Auch diesseits des Kylltals passieren wir im weiteren Anstieg durch den Wald hohe Felsklippen. Ein letzter Blick nach Nordosten fällt auf die nahe Kasselburg über dem Flusstal. Daneben klafft eine der vielen Bergbau- Narben in der Landschaft der Vulkaneifel. Westlich am Fuße des Heidkopfes in einem Quellgebiet erreichen wir die Büschkapelle aus Kyll- Sandstein, eine der „Maria zum klaren Bronnen“ geweihte Waldkapelle. Eine gräfliche Familie errichtete die Kapelle als Dank für die Verschonung bei einer Unwetterkatastrophe 1670 und die Unversehrtheit aller Beteiligten bei einem räuberischen Überfall im Jahr 1680.

Räuberwald
Räuberwald

Wenig weiter ist es dann noch einmal ein Grafenkreuz der selben Familie, auf dem die folgende Inschrift zu lesen steht :

„Carl Ferdinand Graf von Manderscheid Blankenheim Gerolstein, Herr zu Cronenburg Bettigen und Dhaun haben das Denkmal wegen des großen Unglücks errichten lassen“.

Das Grafenkreuz von 1680
Das Grafenkreuz von 1680

Besiegelt mit seinem Wappen und der Inschrift „1680“ am Sockel geht es wohl um einen Überfall auf die gräfliche Kutsche auf ihrem Weg zur Löwenburg in Gerolstein. Der Überlieferung nach kam das gräfliche Paar unverletzt davon, da es die Kutsche bereits verlassen hatte, um das letzte Stück zu Fuß zurückzulegen.

Schwamm oder Pilz ?
Schwamm oder Pilz ?

Ein weiteres Wegkreuz, das Davitskreuz aus dem 18. Jahrhundert, steht am Wegesrand und wurde möglicherweise von einem Fuhrmann errichtet, der trotz frevelhafter Arbeit an einem christlichen Feiertag mit seinem Ochsengespann glücklich heimkehrte. Überall wachsen Pilze auf dem feuchten Waldboden, auf einer Fichte sitzt ein Greifvogel. Erstes Herbstlaub liegt auf dem Waldboden.

Es wird Herbst
Es wird Herbst

Am Davitskreuz wendet sich der Weg in östliche Richtung und beginnt auf das Basaltplateau der Dietzenley anzusteigen. Die höchste Erhebung des Gerolsteiner Landes ist mit 617,8 Metern ebenfalls vulkanischen Ursprungs und entstand vor 620000 Jahren. Vor 5000 Jahren siedelten auf der Bergkuppe Menschen, heute steht ein 9 Meter hoher Aussichtsturm hier oben mit einer großartigen Aussicht.
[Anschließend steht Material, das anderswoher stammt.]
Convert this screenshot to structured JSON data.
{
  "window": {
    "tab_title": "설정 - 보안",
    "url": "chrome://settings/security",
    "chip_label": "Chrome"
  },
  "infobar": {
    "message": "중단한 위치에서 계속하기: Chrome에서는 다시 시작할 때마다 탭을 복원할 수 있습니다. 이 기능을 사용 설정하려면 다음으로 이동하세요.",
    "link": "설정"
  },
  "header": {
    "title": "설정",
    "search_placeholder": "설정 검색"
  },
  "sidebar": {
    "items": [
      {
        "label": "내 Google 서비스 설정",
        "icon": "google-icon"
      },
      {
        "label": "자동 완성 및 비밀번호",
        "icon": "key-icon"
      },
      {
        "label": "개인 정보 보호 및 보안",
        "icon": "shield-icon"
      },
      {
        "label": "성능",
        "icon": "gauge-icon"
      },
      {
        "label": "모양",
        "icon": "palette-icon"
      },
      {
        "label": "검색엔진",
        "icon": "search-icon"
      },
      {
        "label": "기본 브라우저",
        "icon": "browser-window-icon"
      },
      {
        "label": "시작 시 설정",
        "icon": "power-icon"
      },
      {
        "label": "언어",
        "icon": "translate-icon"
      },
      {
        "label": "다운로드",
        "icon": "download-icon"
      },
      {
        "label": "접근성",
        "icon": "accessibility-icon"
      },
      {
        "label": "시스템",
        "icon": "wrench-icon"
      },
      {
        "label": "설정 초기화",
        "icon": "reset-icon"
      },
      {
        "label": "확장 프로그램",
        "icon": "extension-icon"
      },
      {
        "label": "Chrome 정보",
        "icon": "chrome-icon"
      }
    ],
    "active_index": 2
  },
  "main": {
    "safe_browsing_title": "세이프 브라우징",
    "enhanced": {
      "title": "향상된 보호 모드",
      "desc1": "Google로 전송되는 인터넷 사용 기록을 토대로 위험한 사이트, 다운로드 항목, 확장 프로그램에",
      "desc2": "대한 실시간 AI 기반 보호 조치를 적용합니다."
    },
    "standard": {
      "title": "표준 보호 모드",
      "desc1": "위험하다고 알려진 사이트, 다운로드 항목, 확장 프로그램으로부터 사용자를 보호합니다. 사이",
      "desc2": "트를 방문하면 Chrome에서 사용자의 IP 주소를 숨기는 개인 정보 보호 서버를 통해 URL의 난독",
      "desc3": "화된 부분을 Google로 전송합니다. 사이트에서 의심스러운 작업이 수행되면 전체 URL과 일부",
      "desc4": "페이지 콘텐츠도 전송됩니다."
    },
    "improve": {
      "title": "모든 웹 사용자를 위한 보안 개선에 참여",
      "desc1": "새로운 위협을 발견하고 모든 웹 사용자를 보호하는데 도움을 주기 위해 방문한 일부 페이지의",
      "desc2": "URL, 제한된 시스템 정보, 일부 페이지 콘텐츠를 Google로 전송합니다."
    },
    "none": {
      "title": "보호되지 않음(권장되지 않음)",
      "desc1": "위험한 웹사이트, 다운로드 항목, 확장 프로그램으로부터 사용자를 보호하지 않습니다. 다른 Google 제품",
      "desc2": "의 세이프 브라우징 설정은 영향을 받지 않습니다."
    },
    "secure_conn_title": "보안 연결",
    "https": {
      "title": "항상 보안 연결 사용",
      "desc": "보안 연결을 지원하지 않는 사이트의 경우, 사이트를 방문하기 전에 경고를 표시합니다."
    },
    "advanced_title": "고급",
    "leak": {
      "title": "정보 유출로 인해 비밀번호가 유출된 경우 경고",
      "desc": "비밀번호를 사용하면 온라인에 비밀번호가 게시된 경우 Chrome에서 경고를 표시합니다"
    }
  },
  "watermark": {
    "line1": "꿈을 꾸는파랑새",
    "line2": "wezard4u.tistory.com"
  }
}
Blick von der Dietzenley auf die Kasselburg
Blick von der Dietzenley auf die Kasselburg

Die Basaltfelsen im Wald geben der Dietzenley etwas mystisches, um so mehr als die Nachmittagssonne durch das Blätterdach bricht. Ein ordentliches Stück gilt es noch zu marschieren bis Neroth, wo wir unser geparktes Auto vorfinden. Wir bringen unsere Freunde noch zu ihrem Auto nach Gerolstein und machen uns dann auf die Heimfahrt. Es ist der Nachmittag der Regenbögen, der uns noch zu mehreren Fotostops zwingt.